It is said that the various corporations of the country have employed and almost monopolized all of the best legal talent of the land. Be that as it may; no lawyer that is, or for the last ten years has been, employed by a corporation should ever be elected or appointed to a public office. Especially should they not be sent to Congress or state legislature.—Cass (Tex.) Sun.
Two insurance companies that have defied the state law requiring licenses and who have other charges laid at their doors have been taken into the civil courts by the State Insurance Department. It is to be hoped that they will not escape upon any technicality as they did in the criminal action. It’s time the insurance companies were made to understand that the laws, weak and incomplete as they are, must be enforced.—Cortez (Colo.) Journal.
The year 1906 is an off year in politics. No National tickets will be in the field; but National issues will be emphasized and direction given to the next campaign. It will be well for us to look the field over and examine our bearings. For many years we have trusted the great political parties to make up the issues that we, by ballot, are to decide; but experience has taught us that political parties make up blind issues, in which the people are not interested. The great issue before the people of this Government today is the enforcement of the law. The great monopolies, who are law defying in their tendencies, must be compelled to obey the law. The law-defying elements that are moved by selfish motives alone, must be made to bend to the will of the people.—Lockwood (Mo.) Times.
Berlin, the capital of Germany, has solved the vexed sewage problem in a way that should commend itself to American cities, where we are away behind in the disposal of harmful and polluting refuse. The municipality of Berlin purchased thousands of acres of unproductive sand land near the city and fertilizing this with the sewage, raises big crops for the city’s benefit. Of course the plant is costly, but the proceeds of the farm repay all cost, besides a good profit.—The American Farmer.

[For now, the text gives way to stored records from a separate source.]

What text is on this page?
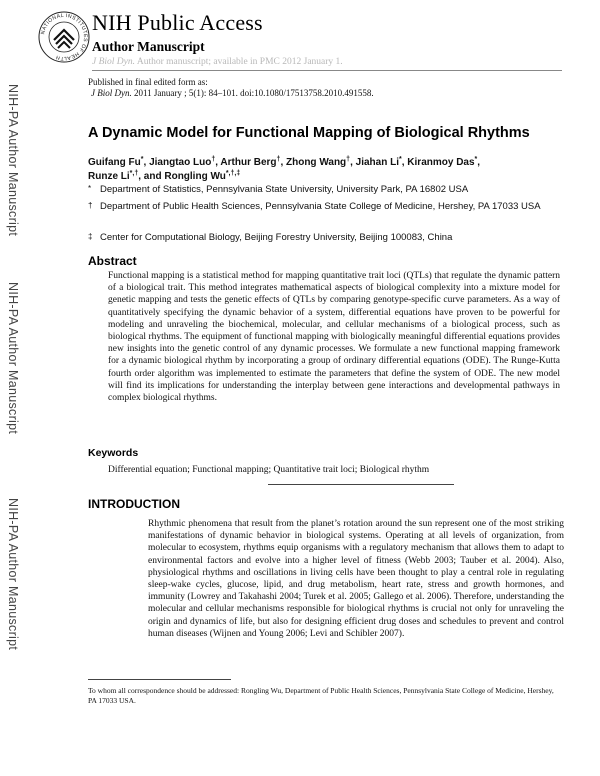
NATIONAL INSTITUTES OF HEALTH
NIH Public Access
Author Manuscript
J Biol Dyn. Author manuscript; available in PMC 2012 January 1.
Published in final edited form as:
J Biol Dyn. 2011 January ; 5(1): 84–101. doi:10.1080/17513758.2010.491558.
NIH-PA Author Manuscript
NIH-PA Author Manuscript
NIH-PA Author Manuscript
A Dynamic Model for Functional Mapping of Biological Rhythms
Guifang Fu*, Jiangtao Luo†, Arthur Berg†, Zhong Wang†, Jiahan Li*, Kiranmoy Das*,
Runze Li*,†, and Rongling Wu*,†,‡
* Department of Statistics, Pennsylvania State University, University Park, PA 16802 USA
† Department of Public Health Sciences, Pennsylvania State College of Medicine, Hershey, PA 17033 USA
‡ Center for Computational Biology, Beijing Forestry University, Beijing 100083, China
Abstract
Functional mapping is a statistical method for mapping quantitative trait loci (QTLs) that regulate the dynamic pattern of a biological trait. This method integrates mathematical aspects of biological complexity into a mixture model for genetic mapping and tests the genetic effects of QTLs by comparing genotype-specific curve parameters. As a way of quantitatively specifying the dynamic behavior of a system, differential equations have proven to be powerful for modeling and unraveling the biochemical, molecular, and cellular mechanisms of a biological process, such as biological rhythms. The equipment of functional mapping with biologically meaningful differential equations provides new insights into the genetic control of any dynamic processes. We formulate a new functional mapping framework for a dynamic biological rhythm by incorporating a group of ordinary differential equations (ODE). The Runge-Kutta fourth order algorithm was implemented to estimate the parameters that define the system of ODE. The new model will find its implications for understanding the interplay between gene interactions and developmental pathways in complex biological rhythms.
Keywords
Differential equation; Functional mapping; Quantitative trait loci; Biological rhythm
INTRODUCTION
Rhythmic phenomena that result from the planet’s rotation around the sun represent one of the most striking manifestations of dynamic behavior in biological systems. Operating at all levels of organization, from molecular to ecosystem, rhythms equip organisms with a regulatory mechanism that allows them to adapt to environmental factors and evolve into a higher level of fitness (Webb 2003; Tauber et al. 2004). Also, physiological rhythms and oscillations in living cells have been thought to play a central role in regulating sleep-wake cycles, glucose, lipid, and drug metabolism, heart rate, stress and growth hormones, and immunity (Lowrey and Takahashi 2004; Turek et al. 2005; Gallego et al. 2006). Therefore, understanding the molecular and cellular mechanisms responsible for biological rhythms is crucial not only for unraveling the origin and dynamics of life, but also for designing efficient drug doses and schedules to prevent and control human diseases (Wijnen and Young 2006; Levi and Schibler 2007).
To whom all correspondence should be addressed: Rongling Wu, Department of Public Health Sciences, Pennsylvania State College of Medicine, Hershey, PA 17033 USA.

The Citizen regrets very much the domestic infelicity which seems to exist under the roof of the Atlanta, Ga., News. It is unfortunate. Hon. John Temple Graves, as the Rome Tribune puts it, “is the Atlanta News.” We would not give a thrip of our finger for it without him. He is the life of it, and his brain and energy have made it. He has kept it free from furtherance of his political ambitions, and has made it these years the impartial commentator of men and affairs. The whole trouble is, no doubt, the result of corporate greed, and the desire on the part of certain influences to control its policy.—Dalton (Ga.) Citizen.